Не я к тебе, а ты ко мне относишься враждебно, хоть и бессознательно, может быть; это злоба за незаслуженную тяжелую долю, доставшуюся тебе благодаря мне, злоба органически существующая, понятная, проявившаяся в слишком ощутительной форме, к сожалению, затуманенная подсказанной тебе (?) расовой неприязнью.

Не мне конечно, допускающему возможность насилия в жизни, допустившему самое страшное из насилий, жаловаться на тебя. И не жалуюсь. Но ты не можешь не понимать, не чувствовать, что после проделанной тобою надо мной операцией <sic> между нами легла пропасть. Что хорошими, какими бы то ни было, мужем и женой мы быть не можем. Ты очень хорошая женщина, но я тебя не люблю. Ты мать моих детей; у нас поэтому огромные личной важности и ответственности интересы; но человек ты мне стала чужой; душевно к тебе не подойду, не доверюсь; не могу. Никаких обязанностей к тебе как жене не имею. И если бы встретил женщину, которая могла бы стать мне близким человеком, товарищем, несомненно, женился бы.
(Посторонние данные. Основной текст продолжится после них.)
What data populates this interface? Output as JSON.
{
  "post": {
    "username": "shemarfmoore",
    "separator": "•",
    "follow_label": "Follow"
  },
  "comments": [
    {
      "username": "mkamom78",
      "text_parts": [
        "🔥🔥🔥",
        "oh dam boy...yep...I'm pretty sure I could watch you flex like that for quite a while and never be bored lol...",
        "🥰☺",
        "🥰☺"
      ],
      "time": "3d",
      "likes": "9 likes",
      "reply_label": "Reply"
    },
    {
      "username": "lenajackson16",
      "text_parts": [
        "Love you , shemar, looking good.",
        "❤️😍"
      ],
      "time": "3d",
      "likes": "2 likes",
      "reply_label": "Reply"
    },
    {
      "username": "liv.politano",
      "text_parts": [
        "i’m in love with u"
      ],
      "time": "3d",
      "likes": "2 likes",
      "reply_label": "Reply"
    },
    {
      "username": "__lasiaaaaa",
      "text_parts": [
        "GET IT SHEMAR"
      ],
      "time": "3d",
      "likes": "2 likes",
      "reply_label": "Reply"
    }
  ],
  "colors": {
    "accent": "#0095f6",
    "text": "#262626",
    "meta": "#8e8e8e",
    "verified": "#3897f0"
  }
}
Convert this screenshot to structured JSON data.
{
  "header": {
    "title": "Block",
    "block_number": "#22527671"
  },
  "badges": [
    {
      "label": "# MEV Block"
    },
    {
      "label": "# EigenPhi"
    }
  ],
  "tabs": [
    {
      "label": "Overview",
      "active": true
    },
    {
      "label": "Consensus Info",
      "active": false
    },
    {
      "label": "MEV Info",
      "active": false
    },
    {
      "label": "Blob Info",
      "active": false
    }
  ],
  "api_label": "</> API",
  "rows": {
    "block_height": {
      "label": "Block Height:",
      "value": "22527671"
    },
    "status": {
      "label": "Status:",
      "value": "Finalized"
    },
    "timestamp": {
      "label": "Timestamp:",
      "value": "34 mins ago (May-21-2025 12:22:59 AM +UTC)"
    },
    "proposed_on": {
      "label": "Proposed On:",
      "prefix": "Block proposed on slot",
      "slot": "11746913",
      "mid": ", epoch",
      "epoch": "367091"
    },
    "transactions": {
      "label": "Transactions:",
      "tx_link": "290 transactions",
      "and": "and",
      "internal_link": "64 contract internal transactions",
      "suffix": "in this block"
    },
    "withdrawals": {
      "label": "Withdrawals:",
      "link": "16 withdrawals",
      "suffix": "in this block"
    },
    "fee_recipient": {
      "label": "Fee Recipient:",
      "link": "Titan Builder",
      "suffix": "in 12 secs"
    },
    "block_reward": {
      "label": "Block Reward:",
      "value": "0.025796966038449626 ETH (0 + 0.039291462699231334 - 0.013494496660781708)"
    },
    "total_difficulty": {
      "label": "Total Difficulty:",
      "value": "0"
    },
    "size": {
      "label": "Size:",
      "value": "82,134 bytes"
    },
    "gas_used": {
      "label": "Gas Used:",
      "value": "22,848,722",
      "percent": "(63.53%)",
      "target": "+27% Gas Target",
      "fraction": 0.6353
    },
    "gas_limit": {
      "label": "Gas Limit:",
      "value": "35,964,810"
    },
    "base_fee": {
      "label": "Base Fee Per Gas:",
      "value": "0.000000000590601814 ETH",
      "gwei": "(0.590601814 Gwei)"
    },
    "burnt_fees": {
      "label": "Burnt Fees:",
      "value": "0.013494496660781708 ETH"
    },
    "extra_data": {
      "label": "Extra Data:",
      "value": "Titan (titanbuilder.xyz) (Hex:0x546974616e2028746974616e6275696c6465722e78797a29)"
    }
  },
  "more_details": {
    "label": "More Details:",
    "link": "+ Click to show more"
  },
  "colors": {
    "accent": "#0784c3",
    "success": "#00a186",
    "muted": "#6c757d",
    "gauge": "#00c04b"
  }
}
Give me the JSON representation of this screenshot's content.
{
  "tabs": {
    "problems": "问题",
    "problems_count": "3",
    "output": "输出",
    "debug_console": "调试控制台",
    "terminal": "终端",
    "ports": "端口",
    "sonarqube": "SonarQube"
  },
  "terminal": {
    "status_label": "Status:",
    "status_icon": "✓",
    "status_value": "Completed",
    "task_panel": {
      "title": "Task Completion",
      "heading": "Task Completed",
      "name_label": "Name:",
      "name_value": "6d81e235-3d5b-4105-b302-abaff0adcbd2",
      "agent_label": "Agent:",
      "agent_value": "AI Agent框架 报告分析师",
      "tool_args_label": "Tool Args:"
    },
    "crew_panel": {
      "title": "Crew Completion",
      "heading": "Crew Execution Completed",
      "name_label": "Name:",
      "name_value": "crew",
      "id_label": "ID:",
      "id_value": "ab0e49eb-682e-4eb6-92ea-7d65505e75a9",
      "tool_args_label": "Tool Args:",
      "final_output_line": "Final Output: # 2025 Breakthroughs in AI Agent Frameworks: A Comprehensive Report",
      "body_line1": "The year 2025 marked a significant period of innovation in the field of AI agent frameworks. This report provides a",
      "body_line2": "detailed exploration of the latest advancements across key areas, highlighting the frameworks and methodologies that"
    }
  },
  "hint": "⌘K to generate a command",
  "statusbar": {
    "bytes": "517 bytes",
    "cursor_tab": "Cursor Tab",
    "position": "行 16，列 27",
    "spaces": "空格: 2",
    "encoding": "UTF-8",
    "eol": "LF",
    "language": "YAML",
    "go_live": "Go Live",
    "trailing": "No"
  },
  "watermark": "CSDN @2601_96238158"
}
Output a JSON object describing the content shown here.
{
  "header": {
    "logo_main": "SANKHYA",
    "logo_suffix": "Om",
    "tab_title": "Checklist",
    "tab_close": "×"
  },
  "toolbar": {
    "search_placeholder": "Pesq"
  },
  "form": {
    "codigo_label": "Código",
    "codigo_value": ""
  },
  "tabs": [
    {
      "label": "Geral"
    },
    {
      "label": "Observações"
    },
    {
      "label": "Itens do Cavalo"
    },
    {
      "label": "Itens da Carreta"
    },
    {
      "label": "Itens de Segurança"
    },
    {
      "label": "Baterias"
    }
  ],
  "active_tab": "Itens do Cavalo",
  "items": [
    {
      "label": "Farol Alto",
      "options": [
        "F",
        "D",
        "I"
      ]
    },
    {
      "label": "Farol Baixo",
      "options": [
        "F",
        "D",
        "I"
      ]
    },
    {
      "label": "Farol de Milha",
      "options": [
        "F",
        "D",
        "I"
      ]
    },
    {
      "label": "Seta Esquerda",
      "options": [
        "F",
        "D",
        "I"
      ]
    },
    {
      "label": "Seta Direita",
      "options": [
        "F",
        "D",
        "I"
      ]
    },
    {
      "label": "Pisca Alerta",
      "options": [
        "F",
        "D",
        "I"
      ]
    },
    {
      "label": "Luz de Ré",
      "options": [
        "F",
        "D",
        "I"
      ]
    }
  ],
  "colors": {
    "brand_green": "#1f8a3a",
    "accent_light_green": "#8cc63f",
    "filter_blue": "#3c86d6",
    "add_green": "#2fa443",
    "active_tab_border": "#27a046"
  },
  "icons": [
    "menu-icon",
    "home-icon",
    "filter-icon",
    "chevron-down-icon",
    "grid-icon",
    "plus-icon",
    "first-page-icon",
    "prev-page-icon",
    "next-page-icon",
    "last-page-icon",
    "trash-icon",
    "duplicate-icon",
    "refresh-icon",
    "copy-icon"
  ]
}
И прятаться этим <sic> мне нет оснований. Несчастие мое в том, что такой женщины у меня нет, а искать не умею. И на этом, может быть, погибну. Ибо жить один не могу – ни физиологически, ни душевно.

Теперь ты понимаешь, что в том, что писал тебе, не было «политики». Писал, думая, и теперь думаю, что у тебя есть близкий душевно человек, который дает тебе жизнь много счастливее, чем я, жизнь, для которой ты и поехала в Петербург. Со мной в будущем у тебя никакой личной жизни быть не может; никаких обязательств ко мне как к мужу у тебя быть не может. Зачем же себя мучить?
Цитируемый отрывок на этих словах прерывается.